Getting Chamberlain, Churchill, and Bush wrong

Sunday’s Washington Post contained an article by Lynn Olson who puts forth the absurd proposition that President Bush more closely resembles Neville Chamberlain than Winston Churchill. Steven Hayward correctly observes that Olson’s piece is too “dismal” to warrant a point-by-point rebuttal. For example, Olson makes no mention of that which, more than anything else, Chamberlain is remembered for — his underestimation and appeasement of an expansionist dictator. Bush stands with Churchill in understanding the threat posed by expansionist dictators and in his unwillingness to appease them. Olson also accuses Bush of trying to “shut down public debate over the war on terror and the conflict in Iraq,” and she cites this as a major reason why Churchill supposedly would disapprove of Bush. Yet Olson points to no evidence that Bush has tried to shut down such debate, nor is there any.
Churchill wasn’t just a statesman; he was also an historian. It’s likely that he would have nothing but contempt for Olson’s pathetic effort to distort historical facts to make a cheap political point.
Nonetheless, Churchill might well disapprove of Bush’s approach to the war on terror in one respect — the president’s stated views of Islam. As Hayward reminds us, this was what Churchill had to say about the religion of peace:

How dreadful are the curses which Mohammedanism lays on its votaries! Besides the fanatical frenzy, which is as dangerous in a man as hydrophobia in a dog, there is this fearful fatalistic apathy. The effects are apparent in many countries. Improvident habits, slovenly systems of agriculture, sluggish methods of commerce, and insecurity of property exist wherever the followers of the Prophet rule or live. A degraded sensualism deprives this life of its grace and refinement; the next of its dignity and sanctity. The fact that in Mohammedan law every woman must belong to some man as his absolute property-either as a child, a wife, or a concubine-must delay the final extinction of slavery until the faith of Islam has ceased to be a great power among men. Individual Moslems may show splendid qualities. Thousands become the brave and loyal soldiers of the Queen: all know how to die. But the influence of the religion paralyzes the social development of those who follow it. No stronger retrograde force exists in the world. Far from being moribund, Mohammedanism is a militant and proseltyzing faith. It has already spread throughout Central Africa, raising fearless warriors at every step; and were it not that Christianity is sheltered in the strong arms of science-the science against which it had vainly struggled-the civilization of modern Europe might fall, as fell the civilization of ancient Rome.
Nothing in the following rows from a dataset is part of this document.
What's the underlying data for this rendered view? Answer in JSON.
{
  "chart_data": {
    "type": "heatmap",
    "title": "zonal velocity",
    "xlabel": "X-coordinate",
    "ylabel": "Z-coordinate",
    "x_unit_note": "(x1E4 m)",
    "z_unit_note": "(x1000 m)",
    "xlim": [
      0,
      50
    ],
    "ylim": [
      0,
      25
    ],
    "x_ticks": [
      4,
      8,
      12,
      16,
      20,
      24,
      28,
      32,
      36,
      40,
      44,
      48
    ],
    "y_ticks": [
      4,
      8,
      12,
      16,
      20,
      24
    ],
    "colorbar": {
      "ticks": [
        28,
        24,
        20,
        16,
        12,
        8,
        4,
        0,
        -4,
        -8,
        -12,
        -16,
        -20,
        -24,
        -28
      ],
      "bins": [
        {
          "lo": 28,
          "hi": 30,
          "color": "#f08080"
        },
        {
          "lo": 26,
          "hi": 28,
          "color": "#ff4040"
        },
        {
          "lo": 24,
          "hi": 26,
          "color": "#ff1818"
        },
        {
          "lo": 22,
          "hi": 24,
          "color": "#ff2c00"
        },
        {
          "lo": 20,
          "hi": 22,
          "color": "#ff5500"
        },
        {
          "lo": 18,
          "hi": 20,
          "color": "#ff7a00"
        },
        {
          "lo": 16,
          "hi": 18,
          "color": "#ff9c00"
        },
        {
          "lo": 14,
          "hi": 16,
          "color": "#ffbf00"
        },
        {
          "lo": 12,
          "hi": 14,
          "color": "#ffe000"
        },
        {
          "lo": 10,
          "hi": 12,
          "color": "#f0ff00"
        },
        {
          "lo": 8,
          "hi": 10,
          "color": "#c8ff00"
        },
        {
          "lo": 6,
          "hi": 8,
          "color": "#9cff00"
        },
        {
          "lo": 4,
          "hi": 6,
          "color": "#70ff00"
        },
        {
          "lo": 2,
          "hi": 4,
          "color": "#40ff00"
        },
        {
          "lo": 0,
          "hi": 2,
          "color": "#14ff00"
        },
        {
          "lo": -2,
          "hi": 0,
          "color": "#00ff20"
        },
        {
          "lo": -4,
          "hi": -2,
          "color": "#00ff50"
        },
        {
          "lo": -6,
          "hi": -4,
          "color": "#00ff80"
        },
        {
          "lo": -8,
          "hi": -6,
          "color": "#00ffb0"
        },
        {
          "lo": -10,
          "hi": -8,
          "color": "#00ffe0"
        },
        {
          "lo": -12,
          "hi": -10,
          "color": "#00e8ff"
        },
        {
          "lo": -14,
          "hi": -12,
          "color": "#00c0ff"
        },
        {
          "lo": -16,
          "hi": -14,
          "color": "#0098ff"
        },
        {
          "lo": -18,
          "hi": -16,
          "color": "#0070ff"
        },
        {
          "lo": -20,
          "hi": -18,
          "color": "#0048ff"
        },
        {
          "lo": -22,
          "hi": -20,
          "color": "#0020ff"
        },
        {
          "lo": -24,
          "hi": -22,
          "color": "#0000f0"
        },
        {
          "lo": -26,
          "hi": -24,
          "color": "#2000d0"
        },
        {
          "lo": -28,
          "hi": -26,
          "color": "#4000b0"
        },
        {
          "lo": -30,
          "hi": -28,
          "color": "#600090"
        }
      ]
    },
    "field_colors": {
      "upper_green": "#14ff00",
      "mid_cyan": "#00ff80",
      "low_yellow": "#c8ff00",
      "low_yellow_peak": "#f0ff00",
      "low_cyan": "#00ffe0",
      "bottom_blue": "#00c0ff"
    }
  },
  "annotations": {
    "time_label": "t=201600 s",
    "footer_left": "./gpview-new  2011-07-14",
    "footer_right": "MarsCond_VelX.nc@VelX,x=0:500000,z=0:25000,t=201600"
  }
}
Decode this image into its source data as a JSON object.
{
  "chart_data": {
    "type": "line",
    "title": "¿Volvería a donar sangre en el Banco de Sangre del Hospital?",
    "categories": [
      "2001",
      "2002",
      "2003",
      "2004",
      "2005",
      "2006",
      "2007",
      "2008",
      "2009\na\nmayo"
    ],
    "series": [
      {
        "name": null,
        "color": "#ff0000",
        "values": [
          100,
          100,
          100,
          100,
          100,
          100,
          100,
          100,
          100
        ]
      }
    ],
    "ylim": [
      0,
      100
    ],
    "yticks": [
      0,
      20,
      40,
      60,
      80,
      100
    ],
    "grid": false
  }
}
JOHN adds: I can’t argue with Churchill’s description, but I would also stick up for President Bush on this point. Islam obviously is not, at present, a “religion of peace,” nor has it ever been. I don’t think the President and his advisers are oblivious to this historical fact. I think their characterization is prescriptive, not descriptive; a “religion of peace” is what Muslims must make of their faith, and we should help them in every reasonable way to do so. There are a billion or more Muslims in the world, so I don’t see a practical alternative to the administration’s policy in this regard.